# Dish Netwrok DVR Fees Question



## xasx (Mar 19, 2006)

I called DN to upgrade my receiver to DVR planning on paying the current $49 for the receivers and the $5.98 DVR fee, but I was told I would have to pay the $5.98 plus an additional receiver fee of $5.00, I told them that I am not adding a receiver, just replacing and the told me it does not matter, I still ahve to pay a total of $10.98 over my current bill. Why is that? They should just call it a $10.98 DVR fee instead! I called twice and got the same thing even though the Equipment Upgrade site does not mention that extra fee.


----------



## Stewart Vernon (Jan 7, 2005)

If you are not adding, but replacing... you just probably got someone who wasn't paying attention. The new receiver $5 fee should cancel out the one you'd "save" by dropping your old receiver... so it should just be the $5.98 more for the DVR fee.


----------



## garys (Nov 4, 2005)

xasx said:


> I called DN to upgrade my receiver to DVR planning on paying the current $49 for the receivers and the $5.98 DVR fee, but I was told I would have to pay the $5.98 plus an additional receiver fee of $5.00, I told them that I am not adding a receiver, just replacing and the told me it does not matter, I still ahve to pay a total of $10.98 over my current bill.
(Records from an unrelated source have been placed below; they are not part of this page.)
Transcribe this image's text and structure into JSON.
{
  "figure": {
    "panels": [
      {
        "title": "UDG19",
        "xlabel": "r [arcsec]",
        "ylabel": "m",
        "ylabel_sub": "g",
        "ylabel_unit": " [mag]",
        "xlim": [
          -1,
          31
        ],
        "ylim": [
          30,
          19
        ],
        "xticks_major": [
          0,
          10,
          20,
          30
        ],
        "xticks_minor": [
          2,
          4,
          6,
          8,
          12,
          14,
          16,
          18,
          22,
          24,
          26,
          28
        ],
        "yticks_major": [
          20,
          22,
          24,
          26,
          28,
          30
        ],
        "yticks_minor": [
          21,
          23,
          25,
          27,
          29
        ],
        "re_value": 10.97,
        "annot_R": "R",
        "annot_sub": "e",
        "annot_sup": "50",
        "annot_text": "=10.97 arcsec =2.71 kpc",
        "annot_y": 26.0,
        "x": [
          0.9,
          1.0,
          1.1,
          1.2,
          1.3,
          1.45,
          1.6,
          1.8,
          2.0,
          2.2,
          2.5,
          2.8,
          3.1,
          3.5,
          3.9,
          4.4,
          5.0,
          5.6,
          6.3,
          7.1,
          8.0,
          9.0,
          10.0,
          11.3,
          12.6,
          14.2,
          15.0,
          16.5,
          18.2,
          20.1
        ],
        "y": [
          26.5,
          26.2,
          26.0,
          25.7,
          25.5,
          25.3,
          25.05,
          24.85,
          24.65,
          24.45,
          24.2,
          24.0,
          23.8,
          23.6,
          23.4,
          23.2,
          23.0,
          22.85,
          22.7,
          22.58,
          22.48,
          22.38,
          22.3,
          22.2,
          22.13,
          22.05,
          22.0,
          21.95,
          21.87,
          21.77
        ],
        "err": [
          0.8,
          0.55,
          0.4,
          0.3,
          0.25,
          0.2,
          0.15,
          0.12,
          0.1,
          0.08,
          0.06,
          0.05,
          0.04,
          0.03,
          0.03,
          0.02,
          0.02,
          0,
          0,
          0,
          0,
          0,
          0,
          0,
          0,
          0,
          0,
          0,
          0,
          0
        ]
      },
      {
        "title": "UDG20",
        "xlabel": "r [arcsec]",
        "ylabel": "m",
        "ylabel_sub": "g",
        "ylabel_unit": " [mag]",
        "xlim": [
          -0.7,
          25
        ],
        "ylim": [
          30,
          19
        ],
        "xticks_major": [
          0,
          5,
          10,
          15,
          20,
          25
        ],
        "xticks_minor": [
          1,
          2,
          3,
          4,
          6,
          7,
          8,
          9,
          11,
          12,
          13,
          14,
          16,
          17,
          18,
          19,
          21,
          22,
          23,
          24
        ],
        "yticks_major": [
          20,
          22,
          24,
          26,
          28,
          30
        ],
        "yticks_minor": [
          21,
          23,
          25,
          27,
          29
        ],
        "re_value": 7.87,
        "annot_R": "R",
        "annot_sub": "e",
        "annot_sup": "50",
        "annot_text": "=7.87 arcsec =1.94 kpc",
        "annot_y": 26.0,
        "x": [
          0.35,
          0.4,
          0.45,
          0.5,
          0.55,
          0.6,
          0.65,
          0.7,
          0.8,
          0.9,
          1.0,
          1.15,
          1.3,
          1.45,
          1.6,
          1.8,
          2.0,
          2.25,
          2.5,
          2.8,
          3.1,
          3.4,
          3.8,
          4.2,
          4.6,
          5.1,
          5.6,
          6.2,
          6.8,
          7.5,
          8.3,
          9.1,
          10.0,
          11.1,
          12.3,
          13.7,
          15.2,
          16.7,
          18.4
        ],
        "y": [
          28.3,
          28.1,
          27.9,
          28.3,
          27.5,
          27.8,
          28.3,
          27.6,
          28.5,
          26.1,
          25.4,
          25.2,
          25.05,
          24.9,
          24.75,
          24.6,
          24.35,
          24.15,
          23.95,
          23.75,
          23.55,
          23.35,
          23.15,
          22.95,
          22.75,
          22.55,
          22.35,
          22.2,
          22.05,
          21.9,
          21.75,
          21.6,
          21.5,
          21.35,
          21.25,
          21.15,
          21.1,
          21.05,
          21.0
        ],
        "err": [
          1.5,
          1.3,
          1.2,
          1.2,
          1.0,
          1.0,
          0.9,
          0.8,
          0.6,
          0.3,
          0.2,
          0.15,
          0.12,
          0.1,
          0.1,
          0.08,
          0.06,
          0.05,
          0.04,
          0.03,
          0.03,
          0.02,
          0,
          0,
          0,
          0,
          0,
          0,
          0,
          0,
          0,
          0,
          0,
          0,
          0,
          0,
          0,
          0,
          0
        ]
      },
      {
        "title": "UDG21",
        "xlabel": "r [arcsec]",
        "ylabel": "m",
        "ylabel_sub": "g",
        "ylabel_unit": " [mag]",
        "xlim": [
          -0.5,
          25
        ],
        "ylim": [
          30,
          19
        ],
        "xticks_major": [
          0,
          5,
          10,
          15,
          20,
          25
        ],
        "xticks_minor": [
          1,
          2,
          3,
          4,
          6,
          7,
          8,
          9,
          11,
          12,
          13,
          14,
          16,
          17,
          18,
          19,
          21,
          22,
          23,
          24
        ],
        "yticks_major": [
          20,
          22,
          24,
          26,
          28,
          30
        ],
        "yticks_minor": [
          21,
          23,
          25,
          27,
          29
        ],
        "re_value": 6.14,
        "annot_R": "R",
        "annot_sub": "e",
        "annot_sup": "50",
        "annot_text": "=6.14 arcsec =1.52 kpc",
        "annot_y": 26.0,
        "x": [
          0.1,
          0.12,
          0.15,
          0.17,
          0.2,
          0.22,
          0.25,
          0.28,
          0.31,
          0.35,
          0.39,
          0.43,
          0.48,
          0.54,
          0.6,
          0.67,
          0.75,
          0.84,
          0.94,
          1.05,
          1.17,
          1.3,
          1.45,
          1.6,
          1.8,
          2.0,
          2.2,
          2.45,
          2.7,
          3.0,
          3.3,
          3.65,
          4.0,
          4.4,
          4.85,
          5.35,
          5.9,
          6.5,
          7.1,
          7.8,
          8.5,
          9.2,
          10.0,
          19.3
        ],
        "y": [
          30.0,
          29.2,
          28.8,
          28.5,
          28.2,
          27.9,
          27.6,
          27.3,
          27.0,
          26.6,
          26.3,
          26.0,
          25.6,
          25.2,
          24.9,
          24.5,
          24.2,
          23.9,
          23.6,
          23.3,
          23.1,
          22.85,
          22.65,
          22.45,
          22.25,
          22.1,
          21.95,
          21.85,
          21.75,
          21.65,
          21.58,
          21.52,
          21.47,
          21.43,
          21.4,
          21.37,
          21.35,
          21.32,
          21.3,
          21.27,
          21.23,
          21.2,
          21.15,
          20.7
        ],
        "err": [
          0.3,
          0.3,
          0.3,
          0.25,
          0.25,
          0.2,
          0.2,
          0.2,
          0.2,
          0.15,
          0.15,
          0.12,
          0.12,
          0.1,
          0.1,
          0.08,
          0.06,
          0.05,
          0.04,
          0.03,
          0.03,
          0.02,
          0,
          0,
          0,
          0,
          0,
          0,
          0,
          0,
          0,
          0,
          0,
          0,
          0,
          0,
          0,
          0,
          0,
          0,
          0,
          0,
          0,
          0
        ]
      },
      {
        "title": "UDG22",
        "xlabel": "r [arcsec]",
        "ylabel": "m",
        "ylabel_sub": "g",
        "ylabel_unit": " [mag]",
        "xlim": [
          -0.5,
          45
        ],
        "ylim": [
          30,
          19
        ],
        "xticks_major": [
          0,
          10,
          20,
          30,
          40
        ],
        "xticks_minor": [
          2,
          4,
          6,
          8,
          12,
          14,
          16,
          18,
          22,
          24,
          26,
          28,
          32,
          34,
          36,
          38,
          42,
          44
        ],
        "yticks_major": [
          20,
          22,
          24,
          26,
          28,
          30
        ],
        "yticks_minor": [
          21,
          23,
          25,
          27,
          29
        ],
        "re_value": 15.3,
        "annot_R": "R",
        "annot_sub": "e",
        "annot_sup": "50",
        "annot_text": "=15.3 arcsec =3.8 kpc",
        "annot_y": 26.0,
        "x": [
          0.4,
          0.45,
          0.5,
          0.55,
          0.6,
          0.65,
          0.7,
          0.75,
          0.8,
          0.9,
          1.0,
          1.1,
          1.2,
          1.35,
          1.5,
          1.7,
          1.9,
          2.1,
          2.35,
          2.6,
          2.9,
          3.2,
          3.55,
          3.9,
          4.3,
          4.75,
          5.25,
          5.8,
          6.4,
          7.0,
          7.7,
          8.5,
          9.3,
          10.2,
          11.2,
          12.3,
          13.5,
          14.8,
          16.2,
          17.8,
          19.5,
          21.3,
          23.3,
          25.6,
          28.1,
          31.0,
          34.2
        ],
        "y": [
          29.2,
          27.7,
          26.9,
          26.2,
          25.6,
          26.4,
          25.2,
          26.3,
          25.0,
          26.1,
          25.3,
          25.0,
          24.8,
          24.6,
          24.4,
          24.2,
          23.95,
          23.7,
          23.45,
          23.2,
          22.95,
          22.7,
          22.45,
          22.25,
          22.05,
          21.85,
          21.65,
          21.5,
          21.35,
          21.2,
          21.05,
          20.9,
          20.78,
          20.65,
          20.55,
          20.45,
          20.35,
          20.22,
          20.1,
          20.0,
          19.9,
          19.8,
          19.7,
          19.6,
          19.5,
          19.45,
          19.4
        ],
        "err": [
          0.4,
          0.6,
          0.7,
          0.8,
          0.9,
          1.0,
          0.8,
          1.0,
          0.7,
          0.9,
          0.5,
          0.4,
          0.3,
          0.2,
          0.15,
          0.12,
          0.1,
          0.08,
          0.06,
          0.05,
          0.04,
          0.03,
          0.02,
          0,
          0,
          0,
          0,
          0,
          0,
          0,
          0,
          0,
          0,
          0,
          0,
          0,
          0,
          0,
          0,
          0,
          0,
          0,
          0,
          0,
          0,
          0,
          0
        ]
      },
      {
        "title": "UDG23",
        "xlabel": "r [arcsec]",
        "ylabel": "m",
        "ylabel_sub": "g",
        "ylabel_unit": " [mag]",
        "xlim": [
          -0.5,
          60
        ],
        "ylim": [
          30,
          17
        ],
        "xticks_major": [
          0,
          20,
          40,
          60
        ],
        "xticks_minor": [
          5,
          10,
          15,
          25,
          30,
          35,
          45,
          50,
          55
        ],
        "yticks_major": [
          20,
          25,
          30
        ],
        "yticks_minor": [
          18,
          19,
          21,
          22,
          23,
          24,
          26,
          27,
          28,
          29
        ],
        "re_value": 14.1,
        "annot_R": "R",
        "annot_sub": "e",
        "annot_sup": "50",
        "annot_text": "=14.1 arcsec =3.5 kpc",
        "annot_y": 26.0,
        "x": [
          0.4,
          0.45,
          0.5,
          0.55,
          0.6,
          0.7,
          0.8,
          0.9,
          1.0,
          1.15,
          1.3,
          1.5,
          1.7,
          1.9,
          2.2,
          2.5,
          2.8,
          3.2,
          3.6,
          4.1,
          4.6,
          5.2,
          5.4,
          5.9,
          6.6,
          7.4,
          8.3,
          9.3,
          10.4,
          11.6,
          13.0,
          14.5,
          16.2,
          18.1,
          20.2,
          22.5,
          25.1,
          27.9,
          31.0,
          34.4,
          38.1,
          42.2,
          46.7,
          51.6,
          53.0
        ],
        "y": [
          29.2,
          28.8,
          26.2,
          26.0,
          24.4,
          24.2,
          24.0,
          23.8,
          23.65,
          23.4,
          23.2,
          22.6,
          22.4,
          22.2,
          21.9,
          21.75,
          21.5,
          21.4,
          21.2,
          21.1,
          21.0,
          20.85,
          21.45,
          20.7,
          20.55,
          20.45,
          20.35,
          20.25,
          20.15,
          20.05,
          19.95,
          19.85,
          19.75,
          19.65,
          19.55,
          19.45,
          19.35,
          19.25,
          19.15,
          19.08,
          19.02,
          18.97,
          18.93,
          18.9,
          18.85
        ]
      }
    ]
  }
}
Why is that? They should just call it a $10.98 DVR fee instead! I called twice and got the same thing even though the Equipment Upgrade site does not mention that extra fee.


What may be happening is you are replacing an owned receiver with a leased receiver. If you only have one receiver then you will have the additional $5.00 above your current bill. If you have more than one other owned receivers you will see the $5.00 leased fee replacing the $4.99 additional receiver fee. The only way around the leased receiver fee is to buy the dvr receiver, but you will not get one for $49.00.


----------



## xasx (Mar 19, 2006)

thanks for all the help, i'll try calling them again, thats how i thought it was.


----------



## xasx (Mar 19, 2006)

I called my third time and talked to someone knowledgeable and she said what you guys did, that the bill will only go up by a total of $5.98. I still took her name down. Thanks for the help.


----------